De boeken van Monica Nieuwenhuijse zijn razend populair onder reformatorische christenen. „Wat weten wij eigenlijk, met onze veilige leventjes?”

Monica Nieuwenhuijse (57) woont in het dorp Waarde aan de Westerschelde, de zuidelijkste rand van de Biblebelt. Ze stemt op de SGP en is belijdend lid van de Gereformeerde Gemeenten, een orthodoxe stroming binnen het protestantisme. „Ik bid voor het eten”, zegt ze nadat ze kommen soep op tafel heeft gezet, mosterdsoep met spek. „Zal ik het hardop doen?” Ze vouwt haar handen, sluit haar ogen, buigt haar hoofd en bidt het Onze Vader.

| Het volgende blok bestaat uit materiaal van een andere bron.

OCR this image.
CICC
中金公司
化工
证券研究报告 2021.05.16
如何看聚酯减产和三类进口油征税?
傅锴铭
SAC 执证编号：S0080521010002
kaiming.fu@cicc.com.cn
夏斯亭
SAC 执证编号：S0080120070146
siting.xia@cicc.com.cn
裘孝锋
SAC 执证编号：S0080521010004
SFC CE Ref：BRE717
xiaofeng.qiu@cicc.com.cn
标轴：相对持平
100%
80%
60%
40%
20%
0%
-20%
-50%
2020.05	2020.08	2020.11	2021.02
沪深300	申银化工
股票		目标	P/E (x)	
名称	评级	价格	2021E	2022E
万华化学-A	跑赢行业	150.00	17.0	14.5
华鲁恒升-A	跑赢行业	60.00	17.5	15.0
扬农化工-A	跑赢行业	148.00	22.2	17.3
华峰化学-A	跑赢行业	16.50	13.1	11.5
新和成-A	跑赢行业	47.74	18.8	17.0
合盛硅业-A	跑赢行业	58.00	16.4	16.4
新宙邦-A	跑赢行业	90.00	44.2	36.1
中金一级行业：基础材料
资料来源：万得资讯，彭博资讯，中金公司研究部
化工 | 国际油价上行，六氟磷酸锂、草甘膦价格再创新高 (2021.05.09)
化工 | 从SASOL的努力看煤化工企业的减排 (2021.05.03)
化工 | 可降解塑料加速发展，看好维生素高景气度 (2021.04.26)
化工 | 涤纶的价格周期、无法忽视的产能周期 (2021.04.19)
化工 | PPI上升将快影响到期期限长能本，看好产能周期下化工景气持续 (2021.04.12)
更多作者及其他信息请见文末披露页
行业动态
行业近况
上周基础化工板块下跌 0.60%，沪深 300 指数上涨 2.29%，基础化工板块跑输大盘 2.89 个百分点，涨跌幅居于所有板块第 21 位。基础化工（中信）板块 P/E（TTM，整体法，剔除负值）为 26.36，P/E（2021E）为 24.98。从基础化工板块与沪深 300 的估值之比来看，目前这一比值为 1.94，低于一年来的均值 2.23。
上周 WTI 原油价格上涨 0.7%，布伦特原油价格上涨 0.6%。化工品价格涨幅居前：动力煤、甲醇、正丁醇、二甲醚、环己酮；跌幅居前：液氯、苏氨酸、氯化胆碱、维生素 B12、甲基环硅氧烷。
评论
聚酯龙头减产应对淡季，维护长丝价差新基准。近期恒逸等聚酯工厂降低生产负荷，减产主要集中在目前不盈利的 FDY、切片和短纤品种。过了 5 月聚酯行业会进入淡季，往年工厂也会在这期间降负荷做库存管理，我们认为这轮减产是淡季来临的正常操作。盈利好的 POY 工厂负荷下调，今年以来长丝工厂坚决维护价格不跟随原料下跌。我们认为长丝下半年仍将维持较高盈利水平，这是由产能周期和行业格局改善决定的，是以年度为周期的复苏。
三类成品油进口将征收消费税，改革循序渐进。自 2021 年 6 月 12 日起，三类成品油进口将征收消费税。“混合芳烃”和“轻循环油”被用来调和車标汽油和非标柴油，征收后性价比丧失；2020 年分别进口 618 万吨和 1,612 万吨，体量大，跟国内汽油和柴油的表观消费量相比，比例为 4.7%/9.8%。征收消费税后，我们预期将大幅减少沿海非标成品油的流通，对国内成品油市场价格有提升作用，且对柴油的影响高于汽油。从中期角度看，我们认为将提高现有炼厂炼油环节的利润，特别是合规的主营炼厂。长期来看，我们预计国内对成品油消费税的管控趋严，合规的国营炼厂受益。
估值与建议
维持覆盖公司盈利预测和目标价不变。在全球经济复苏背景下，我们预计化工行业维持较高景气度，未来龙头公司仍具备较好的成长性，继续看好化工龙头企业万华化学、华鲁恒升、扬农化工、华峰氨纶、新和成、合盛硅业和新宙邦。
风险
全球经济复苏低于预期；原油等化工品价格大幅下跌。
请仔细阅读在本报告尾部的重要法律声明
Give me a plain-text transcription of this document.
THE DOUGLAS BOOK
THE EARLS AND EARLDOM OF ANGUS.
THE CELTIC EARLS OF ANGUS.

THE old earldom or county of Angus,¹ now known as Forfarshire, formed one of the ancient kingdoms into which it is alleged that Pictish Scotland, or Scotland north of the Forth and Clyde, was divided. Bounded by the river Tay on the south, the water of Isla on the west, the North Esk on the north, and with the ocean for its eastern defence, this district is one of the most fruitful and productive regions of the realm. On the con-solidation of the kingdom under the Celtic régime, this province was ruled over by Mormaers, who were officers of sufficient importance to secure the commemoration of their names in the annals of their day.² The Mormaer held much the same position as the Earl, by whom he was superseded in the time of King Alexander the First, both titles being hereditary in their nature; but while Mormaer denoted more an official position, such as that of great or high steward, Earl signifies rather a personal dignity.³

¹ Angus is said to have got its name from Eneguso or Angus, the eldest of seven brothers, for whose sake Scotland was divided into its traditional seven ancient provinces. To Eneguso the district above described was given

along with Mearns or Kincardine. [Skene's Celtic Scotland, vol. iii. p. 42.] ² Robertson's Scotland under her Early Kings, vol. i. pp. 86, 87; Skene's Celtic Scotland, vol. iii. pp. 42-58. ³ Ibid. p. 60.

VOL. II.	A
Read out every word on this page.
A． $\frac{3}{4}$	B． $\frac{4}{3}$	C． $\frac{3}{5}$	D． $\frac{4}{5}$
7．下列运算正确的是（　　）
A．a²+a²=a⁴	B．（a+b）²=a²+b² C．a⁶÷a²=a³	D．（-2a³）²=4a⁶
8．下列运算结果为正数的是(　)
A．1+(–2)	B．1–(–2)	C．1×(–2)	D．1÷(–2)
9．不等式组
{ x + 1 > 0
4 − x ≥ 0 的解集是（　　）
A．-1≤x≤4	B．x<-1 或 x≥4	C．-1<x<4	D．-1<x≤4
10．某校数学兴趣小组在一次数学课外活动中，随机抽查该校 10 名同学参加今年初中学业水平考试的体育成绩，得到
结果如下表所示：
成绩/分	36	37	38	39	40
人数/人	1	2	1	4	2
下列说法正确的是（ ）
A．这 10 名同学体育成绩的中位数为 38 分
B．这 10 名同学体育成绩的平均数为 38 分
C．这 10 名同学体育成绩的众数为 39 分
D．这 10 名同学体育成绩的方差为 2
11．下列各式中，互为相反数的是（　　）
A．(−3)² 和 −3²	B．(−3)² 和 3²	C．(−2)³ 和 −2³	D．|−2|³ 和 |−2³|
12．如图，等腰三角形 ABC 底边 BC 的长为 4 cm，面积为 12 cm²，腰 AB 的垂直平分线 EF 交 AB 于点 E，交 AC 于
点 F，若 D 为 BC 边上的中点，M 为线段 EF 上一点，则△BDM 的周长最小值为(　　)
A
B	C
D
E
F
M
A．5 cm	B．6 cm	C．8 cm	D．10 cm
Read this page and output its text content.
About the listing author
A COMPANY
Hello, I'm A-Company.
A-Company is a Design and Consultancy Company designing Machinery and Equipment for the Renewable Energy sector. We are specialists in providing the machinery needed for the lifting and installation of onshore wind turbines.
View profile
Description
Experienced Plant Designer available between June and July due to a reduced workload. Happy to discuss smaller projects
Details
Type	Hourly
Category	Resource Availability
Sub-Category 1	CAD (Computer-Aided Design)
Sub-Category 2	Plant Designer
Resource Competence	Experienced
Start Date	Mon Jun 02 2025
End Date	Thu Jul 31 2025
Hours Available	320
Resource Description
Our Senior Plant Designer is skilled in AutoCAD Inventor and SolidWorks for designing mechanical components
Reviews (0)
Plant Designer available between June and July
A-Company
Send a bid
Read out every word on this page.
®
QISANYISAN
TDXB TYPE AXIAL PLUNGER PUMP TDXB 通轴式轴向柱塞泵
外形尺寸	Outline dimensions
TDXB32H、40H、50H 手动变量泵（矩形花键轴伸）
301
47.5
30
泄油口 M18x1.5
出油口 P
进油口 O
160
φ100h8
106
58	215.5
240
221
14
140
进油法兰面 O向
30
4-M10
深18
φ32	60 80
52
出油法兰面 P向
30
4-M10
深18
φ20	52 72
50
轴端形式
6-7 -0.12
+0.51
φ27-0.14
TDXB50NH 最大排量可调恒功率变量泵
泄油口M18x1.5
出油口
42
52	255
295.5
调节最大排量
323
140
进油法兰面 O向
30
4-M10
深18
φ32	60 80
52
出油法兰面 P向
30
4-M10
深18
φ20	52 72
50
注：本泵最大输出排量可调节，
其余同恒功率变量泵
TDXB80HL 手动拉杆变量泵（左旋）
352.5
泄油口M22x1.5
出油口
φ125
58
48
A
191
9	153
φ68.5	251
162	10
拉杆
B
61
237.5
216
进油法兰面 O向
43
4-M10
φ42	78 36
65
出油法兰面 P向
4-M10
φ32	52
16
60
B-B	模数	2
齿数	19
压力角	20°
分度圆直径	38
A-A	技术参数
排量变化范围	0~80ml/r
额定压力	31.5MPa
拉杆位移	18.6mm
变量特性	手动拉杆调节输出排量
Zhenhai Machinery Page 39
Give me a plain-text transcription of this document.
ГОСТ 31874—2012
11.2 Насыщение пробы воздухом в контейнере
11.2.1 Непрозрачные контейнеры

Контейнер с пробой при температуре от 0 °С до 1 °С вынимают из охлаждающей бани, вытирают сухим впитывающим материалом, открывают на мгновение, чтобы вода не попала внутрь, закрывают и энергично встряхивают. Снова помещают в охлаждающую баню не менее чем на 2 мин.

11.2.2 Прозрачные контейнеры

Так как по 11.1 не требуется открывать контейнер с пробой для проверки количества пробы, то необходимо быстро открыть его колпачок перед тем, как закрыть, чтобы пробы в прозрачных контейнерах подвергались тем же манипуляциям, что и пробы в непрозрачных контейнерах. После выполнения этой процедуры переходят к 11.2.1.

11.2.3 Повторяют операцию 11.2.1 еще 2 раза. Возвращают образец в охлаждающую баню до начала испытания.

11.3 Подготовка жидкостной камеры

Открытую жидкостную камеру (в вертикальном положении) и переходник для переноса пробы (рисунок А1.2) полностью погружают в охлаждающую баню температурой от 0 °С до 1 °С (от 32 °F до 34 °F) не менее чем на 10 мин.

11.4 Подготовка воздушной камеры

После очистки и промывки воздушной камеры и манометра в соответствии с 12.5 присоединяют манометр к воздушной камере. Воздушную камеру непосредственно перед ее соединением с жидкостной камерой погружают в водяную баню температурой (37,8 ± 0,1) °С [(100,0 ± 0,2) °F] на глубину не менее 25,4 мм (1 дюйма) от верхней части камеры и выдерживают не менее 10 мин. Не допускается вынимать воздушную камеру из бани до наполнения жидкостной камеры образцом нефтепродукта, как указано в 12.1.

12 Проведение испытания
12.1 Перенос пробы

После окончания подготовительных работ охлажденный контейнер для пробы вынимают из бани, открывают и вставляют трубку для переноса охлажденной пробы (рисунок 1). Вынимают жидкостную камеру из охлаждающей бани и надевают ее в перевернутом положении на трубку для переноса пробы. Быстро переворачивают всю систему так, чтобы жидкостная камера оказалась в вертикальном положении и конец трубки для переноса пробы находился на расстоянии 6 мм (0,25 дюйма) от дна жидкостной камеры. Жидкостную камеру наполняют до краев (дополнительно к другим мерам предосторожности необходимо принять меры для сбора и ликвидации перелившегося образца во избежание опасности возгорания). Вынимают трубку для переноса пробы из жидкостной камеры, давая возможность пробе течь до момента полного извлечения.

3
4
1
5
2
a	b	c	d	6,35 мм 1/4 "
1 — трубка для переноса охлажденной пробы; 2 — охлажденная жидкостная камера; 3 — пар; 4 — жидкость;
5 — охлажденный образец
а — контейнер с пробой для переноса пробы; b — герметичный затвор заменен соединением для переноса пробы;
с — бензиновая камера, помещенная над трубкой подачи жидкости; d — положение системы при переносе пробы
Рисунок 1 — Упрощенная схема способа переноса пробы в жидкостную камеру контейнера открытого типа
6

Ze is getrouwd, ze heeft vijf kinderen en zeven kleinkinderen. En ze is schrijfster. Zo presenteert ze zich. Vrouw van, moeder, oma, schrijfster. Sinds 2019 heeft ze vijf boeken gepubliceerd, die onder orthodoxe protestanten – een half miljoen in Nederland, jonge mensen vaak – zeer aanslaan. En waarom? Daarvoor moet je niet bij haar zijn. Dat weet Hij. „Veel wordt me aangereikt,” zegt ze. „Ik verlang ernaar om te schrijven tot Zijn eer.” Al is ze maar een nietig mensje.

Foto Katrijn van giel

Waar schrijft ze over? Oorlog en geweld. Afrika, Midden-Oosten, Europa. Vriendschap, verraad, vergeving. Islam en christendom. Haar boeken gaan over goed en kwaad, over wat goed en kwaad ís. Zomaar duidelijk is dat nooit. Haar personages zijn klassieke romanhelden die op de proef worden gesteld en keuzes moeten maken. In Noem mijn naam, in oktober verschenen, verlaat Firas – ‘Ik ga dood als ik blijf’ – zijn vrouw Layla, hun zoon Hassan en hun pasgeboren dochter Jasmen om van Syrië naar Nederland te vluchten. Op de Egeïsche Zee ziet hij een baby verdrinken. Op Lesbos wordt een kind verkracht. Hij ziet wanhoop, agressie, onrecht. En overal is er vuil, stank, bederf. Intussen wordt hij geterroriseerd door herinneringen aan de misdaad die hij heeft gepleegd om zijn leven te redden. En al wordt hij uiteindelijk liefdevol vergeven, zichzelf vergeven zal hij nooit.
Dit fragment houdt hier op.